Яблони на Марсе (сборник) - Владимир Венгловский
Шрифт:
Интервал:
Закладка:
Стравински открывает рот и собирается объяснить, что ЕВА опять же аббревиатура, от extra-vehicular activity, обозначения внекорабельной деятельности, и вообще англоязычная иносказательность часто связана с сокращениями, поэтому к русскому случаю не имеет отношения. И странно, что Брайман всего этого не знает, при своей-то энциклопедичности… Но не успевает — люк открывается, в него просовывается девичья голова с короткой мальчишеской стрижкой.
— Хэллоу, мальчики! Все готовы упасть на Марс?
Удивленное молчание — никто не ожидал, что пилотом окажется женщина, весьма симпатичная при всем прочем. Или годовое воздержание так влияет?
Тошнота у Стравински неожиданно исчезает, уголки губ Симпсона растягиваются в улыбке, а Йозеф чисто инстинктивно хочет поправить прическу, но перчатка натыкается на забрало.

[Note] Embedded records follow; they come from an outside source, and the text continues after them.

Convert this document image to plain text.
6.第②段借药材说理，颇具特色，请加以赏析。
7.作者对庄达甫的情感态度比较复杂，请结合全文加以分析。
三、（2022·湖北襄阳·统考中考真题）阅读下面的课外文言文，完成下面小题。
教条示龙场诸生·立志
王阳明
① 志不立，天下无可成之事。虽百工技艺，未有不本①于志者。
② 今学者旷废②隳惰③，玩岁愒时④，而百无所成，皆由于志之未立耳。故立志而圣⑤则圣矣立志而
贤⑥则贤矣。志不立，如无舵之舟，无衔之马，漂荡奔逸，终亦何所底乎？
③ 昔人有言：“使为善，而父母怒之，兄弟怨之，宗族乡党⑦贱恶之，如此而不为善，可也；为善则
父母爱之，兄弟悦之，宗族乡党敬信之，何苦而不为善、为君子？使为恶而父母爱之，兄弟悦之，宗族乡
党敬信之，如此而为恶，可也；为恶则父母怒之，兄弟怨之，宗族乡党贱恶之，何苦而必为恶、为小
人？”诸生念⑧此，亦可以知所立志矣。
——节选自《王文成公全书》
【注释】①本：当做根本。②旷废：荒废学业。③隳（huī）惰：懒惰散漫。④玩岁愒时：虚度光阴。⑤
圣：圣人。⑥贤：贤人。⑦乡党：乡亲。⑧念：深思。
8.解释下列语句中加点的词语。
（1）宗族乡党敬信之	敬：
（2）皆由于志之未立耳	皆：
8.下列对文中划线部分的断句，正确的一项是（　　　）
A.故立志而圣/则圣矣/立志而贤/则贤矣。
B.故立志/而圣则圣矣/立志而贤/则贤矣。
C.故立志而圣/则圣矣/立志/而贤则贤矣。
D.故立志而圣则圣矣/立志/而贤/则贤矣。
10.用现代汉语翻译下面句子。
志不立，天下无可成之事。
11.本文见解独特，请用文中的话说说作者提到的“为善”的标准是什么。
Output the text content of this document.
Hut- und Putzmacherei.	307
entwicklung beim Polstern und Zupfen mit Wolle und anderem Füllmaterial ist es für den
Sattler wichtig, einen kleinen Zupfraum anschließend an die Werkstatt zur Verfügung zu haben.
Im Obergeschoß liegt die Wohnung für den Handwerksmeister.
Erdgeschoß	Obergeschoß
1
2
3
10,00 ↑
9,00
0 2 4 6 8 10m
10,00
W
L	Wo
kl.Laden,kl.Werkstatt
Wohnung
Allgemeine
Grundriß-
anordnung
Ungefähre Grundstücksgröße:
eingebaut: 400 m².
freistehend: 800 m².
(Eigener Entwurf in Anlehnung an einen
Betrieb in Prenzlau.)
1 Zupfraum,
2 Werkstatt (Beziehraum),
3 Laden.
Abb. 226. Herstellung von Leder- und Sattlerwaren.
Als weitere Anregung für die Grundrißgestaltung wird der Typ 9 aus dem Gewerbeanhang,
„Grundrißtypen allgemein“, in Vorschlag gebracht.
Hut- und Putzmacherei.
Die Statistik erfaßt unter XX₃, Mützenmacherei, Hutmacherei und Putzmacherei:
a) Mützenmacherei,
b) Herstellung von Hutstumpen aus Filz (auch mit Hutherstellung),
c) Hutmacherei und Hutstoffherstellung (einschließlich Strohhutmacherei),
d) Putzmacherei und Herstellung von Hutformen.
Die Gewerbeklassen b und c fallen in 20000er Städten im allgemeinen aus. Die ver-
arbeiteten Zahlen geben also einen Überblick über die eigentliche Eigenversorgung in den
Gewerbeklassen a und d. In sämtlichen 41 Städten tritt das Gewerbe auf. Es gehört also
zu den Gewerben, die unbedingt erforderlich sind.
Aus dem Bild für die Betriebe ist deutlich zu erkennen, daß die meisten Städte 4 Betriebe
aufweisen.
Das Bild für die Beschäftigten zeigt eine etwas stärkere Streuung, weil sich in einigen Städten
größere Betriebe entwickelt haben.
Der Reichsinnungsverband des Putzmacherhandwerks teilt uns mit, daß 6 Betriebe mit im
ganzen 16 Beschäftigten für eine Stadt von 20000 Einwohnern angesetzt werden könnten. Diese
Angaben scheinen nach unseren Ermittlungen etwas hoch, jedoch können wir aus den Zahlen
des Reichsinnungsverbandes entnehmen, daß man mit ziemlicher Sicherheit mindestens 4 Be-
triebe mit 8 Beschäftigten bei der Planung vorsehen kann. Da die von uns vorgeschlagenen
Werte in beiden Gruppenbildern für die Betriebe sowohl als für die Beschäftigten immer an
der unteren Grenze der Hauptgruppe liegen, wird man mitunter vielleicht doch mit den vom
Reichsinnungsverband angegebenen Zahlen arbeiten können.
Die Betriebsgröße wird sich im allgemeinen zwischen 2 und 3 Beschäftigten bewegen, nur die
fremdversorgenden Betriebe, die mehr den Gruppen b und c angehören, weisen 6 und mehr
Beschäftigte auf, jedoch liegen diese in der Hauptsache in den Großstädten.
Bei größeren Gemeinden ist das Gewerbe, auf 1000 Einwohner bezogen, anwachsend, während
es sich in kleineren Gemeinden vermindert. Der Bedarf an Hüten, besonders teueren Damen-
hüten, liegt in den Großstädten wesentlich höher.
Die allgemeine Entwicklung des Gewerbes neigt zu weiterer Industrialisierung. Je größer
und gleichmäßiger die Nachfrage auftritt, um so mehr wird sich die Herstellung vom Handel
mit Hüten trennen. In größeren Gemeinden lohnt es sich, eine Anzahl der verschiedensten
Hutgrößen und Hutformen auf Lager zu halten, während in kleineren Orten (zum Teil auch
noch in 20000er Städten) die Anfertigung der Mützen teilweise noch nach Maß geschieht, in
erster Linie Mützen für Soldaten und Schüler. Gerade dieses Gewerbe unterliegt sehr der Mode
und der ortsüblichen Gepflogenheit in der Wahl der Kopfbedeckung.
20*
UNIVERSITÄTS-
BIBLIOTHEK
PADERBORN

— Вы Ева? — глупо спрашивает гений.
— Нет, — смеется девушка, указывая на именную нашивку. — Пилот второго класса Синицына.
— У вас даже фамилия порхающая! Так почему падать? — Брайман протискивается в люк первым, стараясь не отставать от особы противоположного пола.
«Йози даже флиртует вопросами!» — проносится у Боба ревнивая мысль.
— Потому что в бурю мы лететь не сможем, — поясняет очаровательный пилот. — Будем управляемо падать.
«О дьявол, рано расслабились!» — тошнота вернулась к Стравински резко, так, что пришлось часто и глубоко задышать. Капельки пота стали отделяться от кожи и шариками уноситься к щелям приемника воздухообмена. Скорее всего, его пыхтение слышно далеко, потому что Синицына добавляет:
— Волноваться не стоит, это моя пятнадцатая посадка на «прыгунке». Впрочем, в космосе всегда и везде есть риск, так что все относительно. Скафандры уже на вас, поэтому, my god, можете без стеснений опробовать фекальный дренаж.
«Уела, хоть и грубовато!» — мысленно хлопает в ладоши Стравински. Остальные члены экспедиции, по всей видимости, думают в том же ключе, поскольку дальнейший путь по станции и размещение в спускаемом аппарате происходит молча. Но, может быть, Брайман молится, позабыв на всякий случай атеистические взгляды. А Симпсон, должно быть, мурлычет для куража похабную строевую песню, которую любил напевать в моменты задумчивости. Как же там? «Расскажу-ка вам, ребята, как я в армии служил. За оградкой ждут девчата — я тайком с ними дружил…» Типа того. Сам Боб отчего-то верит, что у пилота в пятнадцатый раз все получится не хуже предыдущих — ее движения выверены, на лице спокойная сосредоточенность.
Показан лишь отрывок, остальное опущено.